Clearly, if millions of people are exiting Britain’s education system lacking even the rudiments of history knowledge, the blame lies further up the chain. With the governments, councils, schools and universities which can appear obsessed with political correctness and introducing bizarre subjects, at the expense of core ones.
A few years ago, 3,000 undergraduates in the UK were polled on what they felt were the daftest subjects available at third level.
They were spoilt for choice: Some of their answers included surfing, stained glass window studies, brewing, gambling, and comedy. One university had a course in electronic gaming, another in the ‘science of adventure’.
These are barely worthy of being taught part-time at night school, never mind at university — and are often taught at the expense of real subjects such as history. Then again, we recently learned that there were more UK applications to appear on TV show Love Island than there were to enter those bastions of global expertise: Oxford and Cambridge.
The problem is, history has not been a mandatory subject in the UK for some time, and the cycle of ignorance becomes self-perpetuating.
You can picture little Johnny and Mary asking their parents: “Where was the Magna Carta, signed, Dad?”
And him shrugging back: “Dunno, kids, at the bottom, I imagine.”
Once the darkness of ignorance encompasses a generation, it’s very hard to switch the light of knowledge back on again.
Look — I appreciate I aspire to be something of a history buff myself, and am therefore biased.
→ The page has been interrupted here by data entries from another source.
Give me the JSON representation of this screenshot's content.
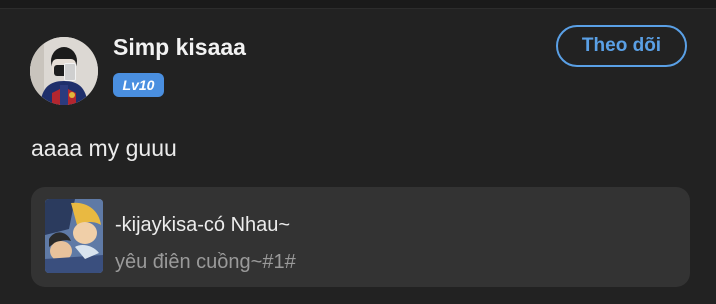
{
  "post": {
    "author": {
      "name": "Simp kisaaa",
      "level": "Lv10",
      "avatar_icon": "user-avatar-photo"
    },
    "follow_label": "Theo dõi",
    "text": "aaaa my guuu",
    "song": {
      "title": "-kijaykisa-có Nhau~",
      "subtitle": "yêu điên cuồng~#1#",
      "cover_icon": "song-cover-art"
    }
  },
  "colors": {
    "background": "#222222",
    "card": "#333333",
    "accent": "#5aa0e6",
    "badge": "#4a8fe0",
    "text_primary": "#ececec",
    "text_secondary": "#9a9a9a"
  }
}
I also appreciate that maths, sciences, and technology are probably the most vital tools with which a student can arm themself when entering the jobs market these days.
But anyone who thinks there is no place for history in our school curricula is living in cloud cuckoo land when they should try living in the past a little more.
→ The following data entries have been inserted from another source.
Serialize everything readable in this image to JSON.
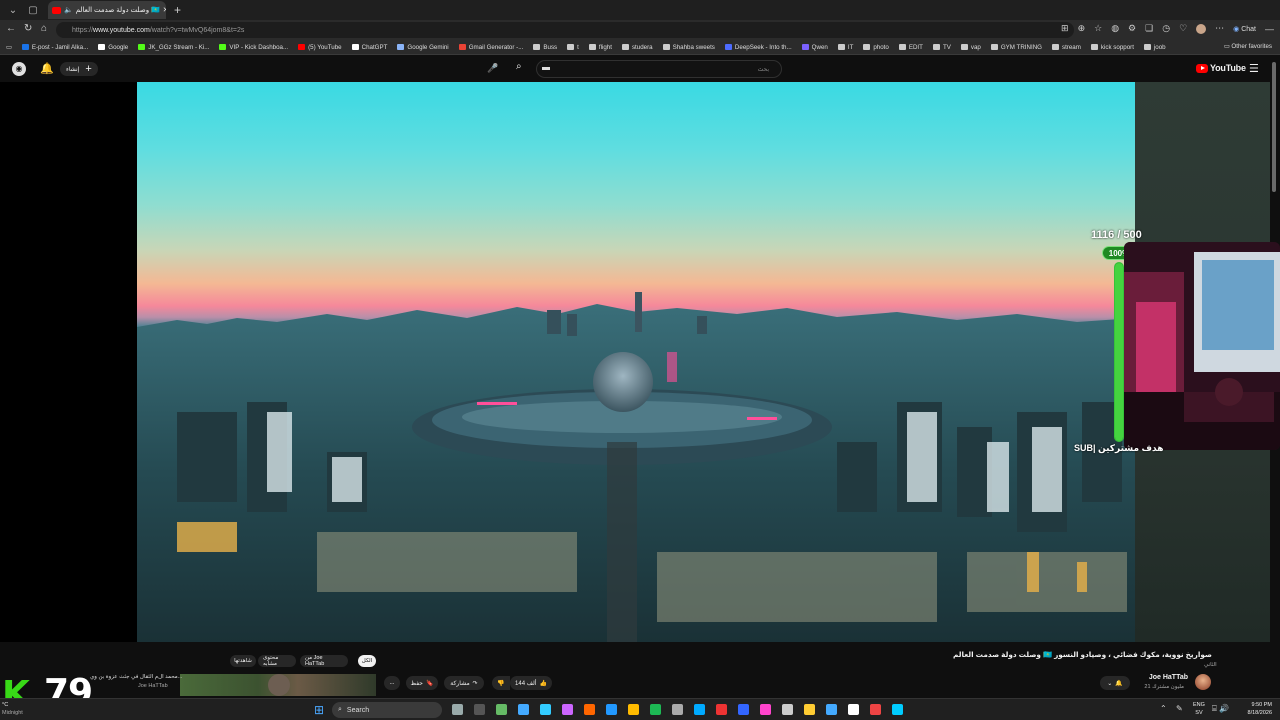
{
  "browser": {
    "tab_title": "وصلت دولة صدمت العالم 🇰🇿",
    "url_prefix": "https://",
    "url_domain": "www.youtube.com",
    "url_path": "/watch?v=twMvQ64jom8&t=2s",
    "chat_label": "Chat",
    "bookmarks": [
      {
        "label": "E-post - Jamil Alka...",
        "color": "#1a73e8"
      },
      {
        "label": "Google",
        "color": "#ffffff"
      },
      {
        "label": "JK_GGz Stream - Ki...",
        "color": "#53fc18"
      },
      {
        "label": "VIP - Kick Dashboa...",
        "color": "#53fc18"
      },
      {
        "label": "(5) YouTube",
        "color": "#ff0000"
      },
      {
        "label": "ChatGPT",
        "color": "#ffffff"
      },
      {
        "label": "Google Gemini",
        "color": "#8ab4f8"
      },
      {
        "label": "Gmail Generator -...",
        "color": "#ea4335"
      },
      {
        "label": "Buss",
        "color": "#cccccc"
      },
      {
        "label": "t",
        "color": "#cccccc"
      },
      {
        "label": "flight",
        "color": "#cccccc"
      },
      {
        "label": "studera",
        "color": "#cccccc"
      },
      {
        "label": "Shahba sweets",
        "color": "#cccccc"
      },
      {
        "label": "DeepSeek - Into th...",
        "color": "#4d6bfe"
      },
      {
        "label": "Qwen",
        "color": "#7b61ff"
      },
      {
        "label": "IT",
        "color": "#cccccc"
      },
      {
        "label": "photo",
        "color": "#cccccc"
      },
      {
        "label": "EDIT",
        "color": "#cccccc"
      },
      {
        "label": "TV",
        "color": "#cccccc"
      },
      {
        "label": "vap",
        "color": "#cccccc"
      },
      {
        "label": "GYM TRINING",
        "color": "#cccccc"
      },
      {
        "label": "stream",
        "color": "#cccccc"
      },
      {
        "label": "kick sopport",
        "color": "#cccccc"
      },
      {
        "label": "joob",
        "color": "#cccccc"
      }
    ],
    "other_favorites": "Other favorites"
  },
  "youtube": {
    "create_label": "إنشاء",
    "search_placeholder": "بحث",
    "logo_text": "YouTube",
    "video_title": "وصلت دولة صدمت العالم 🇰🇿 صواريخ نووية، مكوك فضائي ، وصيادو النسور",
    "channel_name": "Joe HaTTab",
    "channel_subs": "21 مليون مشترك",
    "channel_flag": "الثاني",
    "like_count": "144 ألف",
    "share_label": "مشاركة",
    "save_label": "حفظ",
    "more_label": "...",
    "chips": [
      "الكل",
      "من Joe HaTTab",
      "محتوى مشابه",
      "شاهدتها"
    ],
    "related_title": "محمد ال‌م الثقال في جثث عزو‌ة بن وي...",
    "related_channel": "Joe HaTTab"
  },
  "stream_overlay": {
    "goal_text": "1116 / 500",
    "goal_percent_label": "100%",
    "goal_fraction": 1.0,
    "sub_label": "SUB| هدف مشتركين",
    "kick_letter": "K",
    "viewer_count": "79"
  },
  "taskbar": {
    "search_label": "Search",
    "lang_top": "ENG",
    "lang_bottom": "SV",
    "time": "9:50 PM",
    "date": "8/18/2026",
    "weather": "°C",
    "weather_sub": "Midnight"
  }
}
Henry Ford famously said that history is bunk — but then again, his company came up with the Edsel, a car so bad that its grille was compared to a toilet seat.
Ford was wrong, and thankfully, the Irish education system has long cherished history as a subject — indeed, I’ve heard it said that if the Brits learned more about their history, and the Irish forgot more of theirs, the world might be a better place.
But, from this month, all that is to change. In our leaders’ wisdom, they are dropping History as a compulsory subject in the junior cycle. From this new term, just three subjects will be mandatory — Irish, English and Maths.
That is bonkers. Ireland is only the third country in the world to remove History from its core subject curriculum — after the UK (like, duh?) and Albania.
Fianna Fáil leader and Cork TD Micheál Martin — a history teacher in a previous life, lest we forget — has taken up the mantle and insisted he will reverse this decision if he gets into power. And that’s a vote-winner in my book.
He described the junior cycle reforms as a “catastrophe” for the subject and told an audience at the West Cork History Festival last month: “If you don’t (have it as a compulsory subject), you will have no follow through in the Leaving Certificate and it would eventually lead, in my view, to the elimination of History.”
His has been joined in his opposition to the reforms by President Michael D Higgins, who said history was the “inheritance of all our people”.
Well, this month, our young generation has been disinherited.
Then again, in 20 years’ time, we’re unlikely to see evidence of the ignorance of our people in the shape of TV and radio quizzes. By then, any query on knowledge will be met with a simple reply: “Google it...”
PS: Oh, and while the schools in the UK are tackling their nation’s woeful lack of history knowledge, they might also tap on the shoulders of the people in charge of teaching geography.
Perhaps, then, we might eventually see an end to Ireland’s sporting stars being hailed — even by the likes of the BBC — as ‘British’.